Questions That Should Be Asked at the Education Select Committee About KS4 Reforms

Tomorrow Michael Gove is in front of the Education Select Committee regarding the proposed reforms at KS4.  If I were in the room, this is what I would like to know:

Are the changes really justified on the grounds of this summer’s fiasco?

1. You have argued that problems with the GCSE in the summer show there is a need for KS4 changes. How do we know that the problems were not caused by incompetency within Ofqual?

2. How wrong would the regulator need to have got things before you felt it necessary to intervene?

The proposed structure of the qualifications

1. You are strongly suggesting that there will be one exam board. How will the tender process work for this?

2. Noting tender failure in other areas not easily tolerant of disruption, e.g. rail lines, what steps will you put in place to ensure the tender process is entirely transparent and fair?

3. What process will you go through to decide if an EBC subject should have a coursework element?  If the majority of favour among those stakeholders is for coursework, will those views be acted upon or ignored? (NB: if he said anything about ‘listening’ I would refer him back to the words acted upon)

4. There is still great concern that arts, social science and technical subjects are being pushed out due to the EBacc.
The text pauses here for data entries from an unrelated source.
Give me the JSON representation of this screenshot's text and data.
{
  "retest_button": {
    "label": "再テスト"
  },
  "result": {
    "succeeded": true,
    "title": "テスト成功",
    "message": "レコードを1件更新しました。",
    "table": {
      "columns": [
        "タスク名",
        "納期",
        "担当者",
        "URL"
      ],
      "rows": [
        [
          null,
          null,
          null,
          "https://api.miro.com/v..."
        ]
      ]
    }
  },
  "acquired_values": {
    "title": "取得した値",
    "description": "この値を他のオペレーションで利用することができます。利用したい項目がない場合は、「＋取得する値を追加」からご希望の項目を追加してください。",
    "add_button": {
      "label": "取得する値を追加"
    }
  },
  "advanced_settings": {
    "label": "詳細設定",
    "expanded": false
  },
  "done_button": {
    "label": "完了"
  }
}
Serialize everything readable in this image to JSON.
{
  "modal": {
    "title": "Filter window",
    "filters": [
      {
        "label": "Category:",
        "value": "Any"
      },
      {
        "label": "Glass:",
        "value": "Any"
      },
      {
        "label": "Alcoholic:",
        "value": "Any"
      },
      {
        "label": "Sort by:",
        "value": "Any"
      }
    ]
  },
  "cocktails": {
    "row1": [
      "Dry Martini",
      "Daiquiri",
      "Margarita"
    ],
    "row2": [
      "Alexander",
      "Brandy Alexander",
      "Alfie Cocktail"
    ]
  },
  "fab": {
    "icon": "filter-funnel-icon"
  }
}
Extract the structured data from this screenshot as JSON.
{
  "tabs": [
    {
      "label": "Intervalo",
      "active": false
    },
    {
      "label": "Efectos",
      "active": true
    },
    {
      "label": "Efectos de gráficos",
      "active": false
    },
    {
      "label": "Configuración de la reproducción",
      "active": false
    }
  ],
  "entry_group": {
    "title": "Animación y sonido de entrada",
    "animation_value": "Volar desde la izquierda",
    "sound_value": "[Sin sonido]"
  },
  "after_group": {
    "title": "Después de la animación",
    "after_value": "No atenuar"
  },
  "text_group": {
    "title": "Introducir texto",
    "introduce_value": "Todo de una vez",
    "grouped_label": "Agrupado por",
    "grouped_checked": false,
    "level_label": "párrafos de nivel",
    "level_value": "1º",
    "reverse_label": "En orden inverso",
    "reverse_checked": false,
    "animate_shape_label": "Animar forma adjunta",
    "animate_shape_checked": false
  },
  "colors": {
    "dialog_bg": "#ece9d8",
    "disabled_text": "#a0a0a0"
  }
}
There is no reason for the fifth GCSE to be solely History or Geography. For what reason can other GCSEs not be placed in that fifth box?  (If he says ‘rigour’, I would point out that on the CEM analysis many subjects are more difficult than geography or history; if he says ‘international evidence’ I would put out that every country also has civics/citizenship and PE up to 16, yet those aren’t in there; if he says something about ‘facilitating subjects’ I would point out that you don’t need geography to do geography at oxford, you do need music to do music though, so that argument also falls down.)

5. You recently claimed that teacher racism is influencing the decision to scrap the foundation and higher tier. If institutional racism exists it must be dealt with thoroughly. Will you therefore publish analysis on current GCSE data that proves this to be the case so that the issue can be tackled within schools as well as through the GCSE system. If not, why not?
6. Your justification document for the KS4 reforms talks extensively about the problems that low GCSE attainers face in their future life. Your only solution appears to be scrapping the lower tier paper, but that won’t suddenly mean those students achieve better. Do you really not have any policy for dealing with low attainers? (If he says something about Free Schools & academies, ask him what exactly is changing in their classrooms and are they going to be required to publish information about how they are achieving such successes so that all schools can benefit)
7.Why is Polish not in the list of language EBCs?  It is more economically important than Arabic and Italian (both included), according to the CBI report you quoted in the original report on MFL’s inclusion in to the EBacc, and it has a numerically larger population of speakers than Italian. 
8. Will community languages be included in the EBCs? (If not, why not?)
9. In effect, are the only reforms we’re actually going to see just: getting rid of modules in favour of terminal exams and the removal of tiers?  Is all this EBC confusion worth it just for that?